Benzer sorunları Roxanne karakterinde de gördük. Özellikle yükselişleri, duygusal sıçrayışları içimize sinmedi. Christian ile Cyrano'nun ikili oyunlarını zevkle izleyebildik. Cyrano gibi oyunculuğun en önemli unsur sayılabileceği bir metin için beklentilerimiz karşılanmadı. Sahne çözümlemeleri, fondaki lifli yapı, masanın kullanımı başarılı idi.
Salih Bey'in yazisi uzerine soyleyecek fazla birsey yok, tum soylediklerine katiliyorum.

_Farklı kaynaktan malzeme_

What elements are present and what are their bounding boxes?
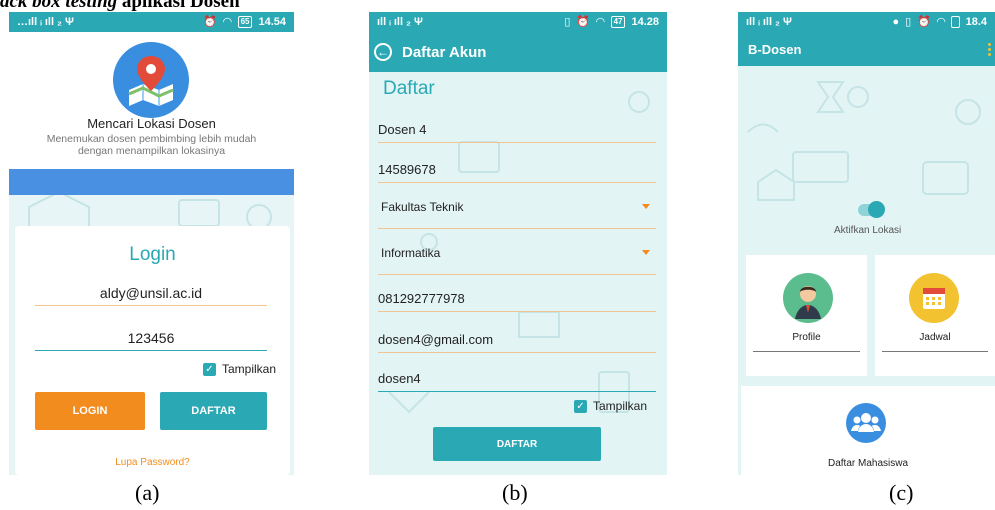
phone-input[interactable]: 081292777978 bbox=[378, 291, 656, 312]
prodi-select[interactable]: Informatika bbox=[378, 246, 656, 275]
battery-icon: 65 bbox=[237, 16, 253, 28]
caption-italic: ack box testing bbox=[0, 0, 118, 12]
clock: 14.28 bbox=[631, 16, 659, 28]
app-bar-title: B-Dosen bbox=[748, 41, 802, 57]
status-bar: …ıll ᵢ ıll ₂ Ψ ⏰ ◠ 65 14.54 bbox=[9, 12, 294, 32]
calendar-icon bbox=[909, 273, 959, 323]
wifi-icon: ◠ bbox=[596, 15, 605, 28]
schedule-tile[interactable]: Jadwal bbox=[875, 255, 995, 376]
app-bar: ← Daftar Akun bbox=[369, 32, 667, 72]
show-password-label: Tampilkan bbox=[592, 399, 647, 413]
group-users-icon bbox=[846, 403, 886, 443]
checkbox-checked-icon[interactable]: ✓ bbox=[202, 362, 216, 376]
map-pin-logo-icon bbox=[113, 42, 189, 118]
schedule-tile-label: Jadwal bbox=[919, 332, 951, 343]
email-input[interactable]: aldy@unsil.ac.id bbox=[35, 285, 267, 306]
app-subtitle: Menemukan dosen pembimbing lebih mudah d… bbox=[9, 133, 294, 157]
alarm-icon: ⏰ bbox=[203, 15, 218, 28]
signal-icon: ıll ᵢ ıll ₂ Ψ bbox=[746, 15, 792, 28]
app-bar-title: Daftar Akun bbox=[402, 43, 487, 61]
login-card: Login aldy@unsil.ac.id 123456 ✓ Tampilka… bbox=[15, 226, 290, 475]
user-avatar-icon bbox=[783, 273, 833, 323]
tile-divider bbox=[882, 351, 988, 352]
dropdown-arrow-icon bbox=[642, 204, 650, 209]
show-password-label: Tampilkan bbox=[221, 362, 276, 376]
password-input[interactable]: 123456 bbox=[35, 330, 267, 351]
status-bar: ıll ᵢ ıll ₂ Ψ ▯ ⏰ ◠ 47 14.28 bbox=[369, 12, 667, 32]
clock: 14.54 bbox=[258, 16, 286, 28]
wifi-icon: ◠ bbox=[223, 15, 232, 28]
clock: 18.4 bbox=[965, 16, 987, 28]
alarm-icon: ⏰ bbox=[576, 15, 591, 28]
app-subtitle-line1: Menemukan dosen pembimbing lebih mudah bbox=[46, 133, 257, 145]
screen-login: …ıll ᵢ ıll ₂ Ψ ⏰ ◠ 65 14.54 Mencari Loka… bbox=[9, 12, 294, 475]
header-band bbox=[9, 169, 294, 195]
caption-bold: aplikasi Dosen bbox=[117, 0, 240, 12]
form-heading: Daftar bbox=[383, 78, 435, 99]
screen-dashboard: ıll ᵢ ıll ₂ Ψ ● ▯ ⏰ ◠ 18.4 B-Dosen Aktif… bbox=[738, 12, 995, 475]
app-title: Mencari Lokasi Dosen bbox=[87, 116, 216, 131]
location-toggle-label: Aktifkan Lokasi bbox=[834, 225, 902, 236]
show-password-row[interactable]: ✓ Tampilkan bbox=[573, 399, 647, 413]
students-tile-label: Daftar Mahasiswa bbox=[827, 458, 909, 469]
app-bar: B-Dosen bbox=[738, 32, 995, 66]
nip-input[interactable]: 14589678 bbox=[378, 162, 656, 183]
students-tile[interactable]: Daftar Mahasiswa bbox=[741, 386, 995, 475]
name-input[interactable]: Dosen 4 bbox=[378, 122, 656, 143]
signal-icon: …ıll ᵢ ıll ₂ Ψ bbox=[17, 15, 74, 28]
login-title: Login bbox=[129, 244, 176, 265]
location-icon: ● bbox=[892, 15, 900, 28]
signal-icon: ıll ᵢ ıll ₂ Ψ bbox=[377, 15, 423, 28]
checkbox-checked-icon[interactable]: ✓ bbox=[573, 399, 587, 413]
back-arrow-icon[interactable]: ← bbox=[374, 43, 392, 61]
app-subtitle-line2: dengan menampilkan lokasinya bbox=[77, 145, 226, 157]
battery-icon: 47 bbox=[610, 16, 626, 28]
label-b: (b) bbox=[502, 480, 528, 505]
register-button[interactable]: DAFTAR bbox=[433, 427, 601, 461]
profile-tile[interactable]: Profile bbox=[746, 255, 867, 376]
alarm-icon: ⏰ bbox=[917, 15, 931, 28]
tile-divider bbox=[753, 351, 860, 352]
fakultas-selected-value: Fakultas Teknik bbox=[381, 200, 464, 214]
vibrate-icon: ▯ bbox=[905, 15, 912, 28]
overflow-menu-icon[interactable] bbox=[988, 43, 991, 56]
label-c: (c) bbox=[889, 480, 914, 505]
login-button[interactable]: LOGIN bbox=[35, 392, 145, 430]
dropdown-arrow-icon bbox=[642, 250, 650, 255]
screen-register: ıll ᵢ ıll ₂ Ψ ▯ ⏰ ◠ 47 14.28 ← Daftar Ak… bbox=[369, 12, 667, 475]
location-toggle-knob[interactable] bbox=[868, 201, 885, 218]
label-a: (a) bbox=[135, 480, 160, 505]
forgot-password-link[interactable]: Lupa Password? bbox=[15, 457, 290, 468]
prodi-selected-value: Informatika bbox=[381, 246, 441, 260]
vibrate-icon: ▯ bbox=[564, 15, 571, 28]
password-input[interactable]: dosen4 bbox=[378, 371, 656, 392]
fakultas-select[interactable]: Fakultas Teknik bbox=[378, 200, 656, 229]
battery-icon bbox=[951, 16, 960, 28]
status-bar: ıll ᵢ ıll ₂ Ψ ● ▯ ⏰ ◠ 18.4 bbox=[738, 12, 995, 32]
wifi-icon: ◠ bbox=[936, 15, 946, 28]
register-button[interactable]: DAFTAR bbox=[160, 392, 267, 430]
profile-tile-label: Profile bbox=[792, 332, 821, 343]
email-input[interactable]: dosen4@gmail.com bbox=[378, 332, 656, 353]
show-password-row[interactable]: ✓ Tampilkan bbox=[202, 362, 276, 376]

Cocukluk kismi fazla uzun tutuldugu icin, onemli yerlere/kisilere vakit kalmamis ne yazik ki. Oyunun ozu ne yazik ki tam anlasilamiyor. Romani bilmeyen birine ne kadar gecer bilemedim.
Serkan bey kendi sahsi tarihi icin cok onemli bir mihenk tasi koymus. Simdi en buyuk sorun, bundan sonra bu citayi nasil ve ne ile asacak.
Emeklerine saglik, ben romani cok sevdigim icin meark ederek gittim. hatta biraz da hayal kirikligini goze alarak ama sonucta keyif aldim. Cok riskli ve bayagi bir emek isteyen bu oyunu basari ile kotarmislar. Emeklerine saglik.